The Israel Prime Minister’s office said that the leaders decided to establish a $2 billion food corridor between India and the UAE using Israeli technology and capabilities and to start a $300 million 300-megawatt wind and solar energy storage project in India with Israeli, UAE, and American technologies.
Biden said: “India is a major, major food producer in the world. Think of the beneficial impacts this will have on India’s farmers and the people suffering from hunger and malnutrition in the region.”
By jointly using their technical expertise and mobilising private sector investment, they will help India reach its climate and energy goal of 500 gigawatts of non-fossil fuel capacity by 2030, he said.
Modi said the I2U2 summit has established a “positive agenda” and identified six areas for joint action: water, energy, transport, space, health, and food security.
Mobilising “the mutual strengths of our countries that is capital expertise and markets”, they can make a contribution to the global economy”, he said.
Lapid said: “The world is watching this meeting. This shows that something special is happening here — a new kind of economic and regional cooperation — cooperation that is more flexible and better adapted to the problems we face.”
“I would like to emphasise: This is not a philanthropic group. We want to change the world for the better, but we are also creating relative advantages for our countries, for our businesses, for our science sector,” he said.
Zayed said: “Our countries do not share a geographical border, yet they converge for peace, and their joint action to achieve wellbeing and prosperity.”
With several political differences among the four, they generally sidestepped political and strategic issues with their joint statement only mentioning the Abraham Accords, which was reached under former President Donald Trump to normalise relations between Israel, the UAE, and Bahrain.

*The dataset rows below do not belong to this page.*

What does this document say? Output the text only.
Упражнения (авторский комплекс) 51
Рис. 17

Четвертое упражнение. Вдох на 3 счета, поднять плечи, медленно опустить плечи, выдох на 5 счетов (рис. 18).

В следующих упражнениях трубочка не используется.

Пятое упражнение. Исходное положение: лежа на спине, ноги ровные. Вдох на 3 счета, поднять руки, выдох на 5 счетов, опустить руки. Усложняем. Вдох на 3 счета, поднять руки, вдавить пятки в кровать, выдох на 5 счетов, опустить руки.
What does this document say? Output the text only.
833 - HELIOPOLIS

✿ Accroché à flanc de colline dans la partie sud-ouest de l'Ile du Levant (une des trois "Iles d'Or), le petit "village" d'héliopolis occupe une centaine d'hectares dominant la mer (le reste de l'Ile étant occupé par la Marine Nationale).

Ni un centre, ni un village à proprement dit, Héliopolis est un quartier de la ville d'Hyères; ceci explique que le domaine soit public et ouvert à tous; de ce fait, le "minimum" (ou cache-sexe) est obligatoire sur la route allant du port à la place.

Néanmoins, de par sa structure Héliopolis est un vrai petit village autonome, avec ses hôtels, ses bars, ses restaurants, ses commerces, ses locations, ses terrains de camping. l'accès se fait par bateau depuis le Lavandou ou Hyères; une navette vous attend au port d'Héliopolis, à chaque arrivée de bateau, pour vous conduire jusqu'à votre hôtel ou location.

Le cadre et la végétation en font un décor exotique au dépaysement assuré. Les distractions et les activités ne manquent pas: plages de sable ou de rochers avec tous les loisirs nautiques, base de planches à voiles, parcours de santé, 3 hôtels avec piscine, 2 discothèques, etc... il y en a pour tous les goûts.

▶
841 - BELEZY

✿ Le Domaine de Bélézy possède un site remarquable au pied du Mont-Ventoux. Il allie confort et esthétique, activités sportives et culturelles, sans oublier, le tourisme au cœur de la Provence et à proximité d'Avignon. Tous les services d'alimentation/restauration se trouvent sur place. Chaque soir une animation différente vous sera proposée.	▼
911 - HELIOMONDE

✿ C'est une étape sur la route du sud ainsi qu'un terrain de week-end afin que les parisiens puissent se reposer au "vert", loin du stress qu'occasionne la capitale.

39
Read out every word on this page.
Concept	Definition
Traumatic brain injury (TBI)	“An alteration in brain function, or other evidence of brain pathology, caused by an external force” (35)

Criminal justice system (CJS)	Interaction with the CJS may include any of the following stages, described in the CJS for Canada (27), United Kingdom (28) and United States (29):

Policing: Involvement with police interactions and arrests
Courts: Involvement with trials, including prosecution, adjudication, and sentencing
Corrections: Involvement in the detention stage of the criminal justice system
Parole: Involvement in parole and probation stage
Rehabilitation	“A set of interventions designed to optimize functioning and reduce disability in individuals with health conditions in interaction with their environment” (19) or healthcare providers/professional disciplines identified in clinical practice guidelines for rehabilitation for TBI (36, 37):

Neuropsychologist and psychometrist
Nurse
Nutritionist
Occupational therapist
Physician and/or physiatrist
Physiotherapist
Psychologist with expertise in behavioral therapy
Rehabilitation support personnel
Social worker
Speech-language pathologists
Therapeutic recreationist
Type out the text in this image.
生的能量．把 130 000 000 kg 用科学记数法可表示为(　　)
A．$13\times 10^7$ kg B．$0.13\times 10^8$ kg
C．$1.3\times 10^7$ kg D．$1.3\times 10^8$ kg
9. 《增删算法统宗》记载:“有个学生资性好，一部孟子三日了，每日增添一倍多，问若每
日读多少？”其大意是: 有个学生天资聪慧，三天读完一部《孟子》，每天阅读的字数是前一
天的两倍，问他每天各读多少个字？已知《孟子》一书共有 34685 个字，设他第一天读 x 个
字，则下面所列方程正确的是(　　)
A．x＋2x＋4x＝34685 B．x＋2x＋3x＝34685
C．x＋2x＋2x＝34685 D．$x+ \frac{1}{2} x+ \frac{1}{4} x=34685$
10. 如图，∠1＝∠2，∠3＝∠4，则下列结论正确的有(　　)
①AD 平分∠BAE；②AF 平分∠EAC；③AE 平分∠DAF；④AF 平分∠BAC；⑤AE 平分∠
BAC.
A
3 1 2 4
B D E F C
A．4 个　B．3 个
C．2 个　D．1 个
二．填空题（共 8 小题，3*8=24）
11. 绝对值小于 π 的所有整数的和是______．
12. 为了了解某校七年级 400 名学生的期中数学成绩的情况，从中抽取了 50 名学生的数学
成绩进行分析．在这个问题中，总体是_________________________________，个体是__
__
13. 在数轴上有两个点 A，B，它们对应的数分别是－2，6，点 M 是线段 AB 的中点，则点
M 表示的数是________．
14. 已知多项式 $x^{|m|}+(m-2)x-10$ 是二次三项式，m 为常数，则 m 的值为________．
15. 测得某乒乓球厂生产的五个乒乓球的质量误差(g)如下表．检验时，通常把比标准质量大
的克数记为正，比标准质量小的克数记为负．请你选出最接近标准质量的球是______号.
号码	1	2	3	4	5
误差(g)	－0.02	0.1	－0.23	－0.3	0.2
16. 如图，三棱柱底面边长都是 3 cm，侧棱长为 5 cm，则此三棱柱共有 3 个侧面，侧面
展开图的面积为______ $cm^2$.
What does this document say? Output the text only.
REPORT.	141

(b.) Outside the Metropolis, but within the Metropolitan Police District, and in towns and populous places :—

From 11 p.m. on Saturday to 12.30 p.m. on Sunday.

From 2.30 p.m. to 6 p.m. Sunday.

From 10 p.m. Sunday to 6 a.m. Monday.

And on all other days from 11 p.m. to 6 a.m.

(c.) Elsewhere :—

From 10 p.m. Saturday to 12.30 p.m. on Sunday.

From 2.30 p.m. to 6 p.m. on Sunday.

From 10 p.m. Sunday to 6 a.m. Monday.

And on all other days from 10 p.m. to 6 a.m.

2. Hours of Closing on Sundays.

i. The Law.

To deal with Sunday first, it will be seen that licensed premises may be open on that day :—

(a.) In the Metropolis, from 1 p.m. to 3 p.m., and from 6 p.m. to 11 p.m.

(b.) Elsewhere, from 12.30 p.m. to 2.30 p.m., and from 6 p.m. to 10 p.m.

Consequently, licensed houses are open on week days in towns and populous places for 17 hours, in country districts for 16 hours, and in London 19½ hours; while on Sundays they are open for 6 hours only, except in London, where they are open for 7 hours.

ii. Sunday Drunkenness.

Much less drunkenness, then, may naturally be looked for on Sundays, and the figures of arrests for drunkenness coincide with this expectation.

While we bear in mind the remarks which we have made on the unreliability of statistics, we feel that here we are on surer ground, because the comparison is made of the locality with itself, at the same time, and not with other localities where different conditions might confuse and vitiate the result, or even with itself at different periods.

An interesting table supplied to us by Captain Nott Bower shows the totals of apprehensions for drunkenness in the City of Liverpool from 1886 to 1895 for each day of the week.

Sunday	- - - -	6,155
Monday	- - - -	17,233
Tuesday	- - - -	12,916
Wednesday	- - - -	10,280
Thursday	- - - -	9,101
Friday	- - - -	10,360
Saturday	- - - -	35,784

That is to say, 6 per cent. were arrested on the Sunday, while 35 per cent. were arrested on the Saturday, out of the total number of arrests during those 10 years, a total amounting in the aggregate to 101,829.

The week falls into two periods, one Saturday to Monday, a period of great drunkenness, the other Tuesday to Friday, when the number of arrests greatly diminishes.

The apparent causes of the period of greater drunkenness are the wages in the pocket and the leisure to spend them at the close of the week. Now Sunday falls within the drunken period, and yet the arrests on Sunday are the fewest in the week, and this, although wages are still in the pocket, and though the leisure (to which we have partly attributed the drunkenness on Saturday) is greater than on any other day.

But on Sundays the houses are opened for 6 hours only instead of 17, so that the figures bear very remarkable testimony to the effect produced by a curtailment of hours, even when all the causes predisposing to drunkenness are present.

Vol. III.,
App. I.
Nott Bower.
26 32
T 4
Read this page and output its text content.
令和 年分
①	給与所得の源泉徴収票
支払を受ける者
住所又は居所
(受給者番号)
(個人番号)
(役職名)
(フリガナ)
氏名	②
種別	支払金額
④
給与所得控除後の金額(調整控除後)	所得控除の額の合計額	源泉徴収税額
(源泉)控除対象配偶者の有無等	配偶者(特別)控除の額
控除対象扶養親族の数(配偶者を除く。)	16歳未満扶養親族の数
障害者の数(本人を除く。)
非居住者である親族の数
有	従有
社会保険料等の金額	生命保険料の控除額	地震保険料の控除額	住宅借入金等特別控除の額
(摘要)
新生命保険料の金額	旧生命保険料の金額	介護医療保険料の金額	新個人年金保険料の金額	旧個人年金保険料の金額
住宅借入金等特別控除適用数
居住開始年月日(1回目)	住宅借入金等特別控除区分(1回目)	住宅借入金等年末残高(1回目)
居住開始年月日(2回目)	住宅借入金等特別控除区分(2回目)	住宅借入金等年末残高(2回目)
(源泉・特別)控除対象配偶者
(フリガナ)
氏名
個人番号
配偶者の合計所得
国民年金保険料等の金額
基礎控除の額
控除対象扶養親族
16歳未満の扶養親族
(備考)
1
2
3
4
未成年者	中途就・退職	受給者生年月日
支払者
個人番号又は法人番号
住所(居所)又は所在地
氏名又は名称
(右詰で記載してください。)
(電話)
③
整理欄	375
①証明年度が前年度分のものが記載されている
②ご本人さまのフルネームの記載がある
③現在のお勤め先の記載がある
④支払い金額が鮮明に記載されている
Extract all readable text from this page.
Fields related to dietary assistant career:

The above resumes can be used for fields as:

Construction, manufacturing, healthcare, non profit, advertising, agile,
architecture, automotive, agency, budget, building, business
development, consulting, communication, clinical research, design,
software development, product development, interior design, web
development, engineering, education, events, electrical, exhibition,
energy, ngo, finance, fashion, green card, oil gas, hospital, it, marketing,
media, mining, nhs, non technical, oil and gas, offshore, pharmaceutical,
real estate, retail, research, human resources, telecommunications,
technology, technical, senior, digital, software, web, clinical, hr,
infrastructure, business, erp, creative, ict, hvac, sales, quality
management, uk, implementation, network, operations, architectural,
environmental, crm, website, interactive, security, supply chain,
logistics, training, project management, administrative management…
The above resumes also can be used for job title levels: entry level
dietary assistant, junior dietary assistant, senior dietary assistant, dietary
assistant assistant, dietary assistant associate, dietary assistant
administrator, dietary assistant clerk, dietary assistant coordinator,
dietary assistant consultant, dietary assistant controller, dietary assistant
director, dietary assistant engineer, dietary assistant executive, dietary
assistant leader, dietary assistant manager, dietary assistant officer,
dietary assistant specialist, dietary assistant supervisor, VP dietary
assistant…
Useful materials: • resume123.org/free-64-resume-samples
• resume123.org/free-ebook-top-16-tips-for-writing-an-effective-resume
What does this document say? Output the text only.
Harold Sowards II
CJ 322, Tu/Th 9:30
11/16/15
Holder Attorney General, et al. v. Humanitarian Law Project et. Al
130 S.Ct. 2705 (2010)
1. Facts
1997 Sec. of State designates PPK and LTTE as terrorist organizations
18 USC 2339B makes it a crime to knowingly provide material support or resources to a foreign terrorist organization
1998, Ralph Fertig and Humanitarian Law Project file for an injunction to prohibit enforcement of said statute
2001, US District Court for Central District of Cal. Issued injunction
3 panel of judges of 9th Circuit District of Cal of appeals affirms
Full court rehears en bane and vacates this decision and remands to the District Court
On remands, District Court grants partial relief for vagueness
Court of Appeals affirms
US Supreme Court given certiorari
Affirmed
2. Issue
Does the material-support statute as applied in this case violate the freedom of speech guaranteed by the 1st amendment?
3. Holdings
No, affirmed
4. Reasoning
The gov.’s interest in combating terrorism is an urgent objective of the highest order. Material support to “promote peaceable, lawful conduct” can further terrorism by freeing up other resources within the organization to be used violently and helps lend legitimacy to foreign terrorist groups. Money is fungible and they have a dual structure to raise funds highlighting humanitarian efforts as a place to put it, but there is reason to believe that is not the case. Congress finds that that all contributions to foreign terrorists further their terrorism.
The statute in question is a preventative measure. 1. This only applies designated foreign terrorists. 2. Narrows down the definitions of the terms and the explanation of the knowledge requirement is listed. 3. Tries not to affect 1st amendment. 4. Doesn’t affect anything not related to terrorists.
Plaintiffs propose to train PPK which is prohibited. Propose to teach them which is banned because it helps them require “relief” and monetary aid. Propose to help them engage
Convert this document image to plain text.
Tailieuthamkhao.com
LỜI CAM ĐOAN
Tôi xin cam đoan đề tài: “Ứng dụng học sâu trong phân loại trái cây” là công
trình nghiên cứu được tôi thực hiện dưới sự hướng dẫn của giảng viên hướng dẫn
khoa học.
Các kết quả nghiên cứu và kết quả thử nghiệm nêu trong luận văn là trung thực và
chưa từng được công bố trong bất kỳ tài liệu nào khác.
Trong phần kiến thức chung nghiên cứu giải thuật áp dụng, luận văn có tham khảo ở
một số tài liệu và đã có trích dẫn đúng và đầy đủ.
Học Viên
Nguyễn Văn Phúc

“We reaffirm our support for the Abraham Accords and other peace and normalisation arrangements with Israel,” the statement said.
Their statement also spoke of a bridge between the Middle East and South Asia.
“We welcome the economic opportunities that flow from these historic developments, including for the advancement of economic cooperation in the Middle East and South Asia, and in particular for the promotion of sustainable investment amongst the I2U2 partners,” it said.
It also said that India expressed interest in joining the United States, the UAE, and Israel in the Agriculture Innovation Mission for Climate initiative (AIM for Climate).
Asked about the launch of the I2U2, United Nations Secretary General Antonio Guterres’s Spokesperson Farhan Haq said: “It’s always a good and encouraging sign when different countries work together in terms of cooperative efforts, and we hope that they will be fruitful and cooperative.”
The I2U2 is an attempt to replicate in a different environment the Indo-Pacific Quad of India, the US, Japan and Australia, the goal of which is developing a bulwark of democracies against China.
In the Middle East, the I2U2 does not face as direct a threat from China, and India, in particular, does not share the same approach to Russia or to Iran.
Unlike in the Indo-Pacific where China poses a direct military threat, in the Middle East, the challenge is from its predatory Belt and Road Initiative.
In strategic terms, the I2U2 has a more generalised wariness of China’s influence in the region and in Africa and other developing countries, which it will seek to deal with economic and humanitarian assistance.
The Quad has also taken the road of providing help to countries in the Indo-Pacific with a plan to provide Covid-19 vaccines as the current main focus, which can be a model for other types of assistance programmes tailored to the region.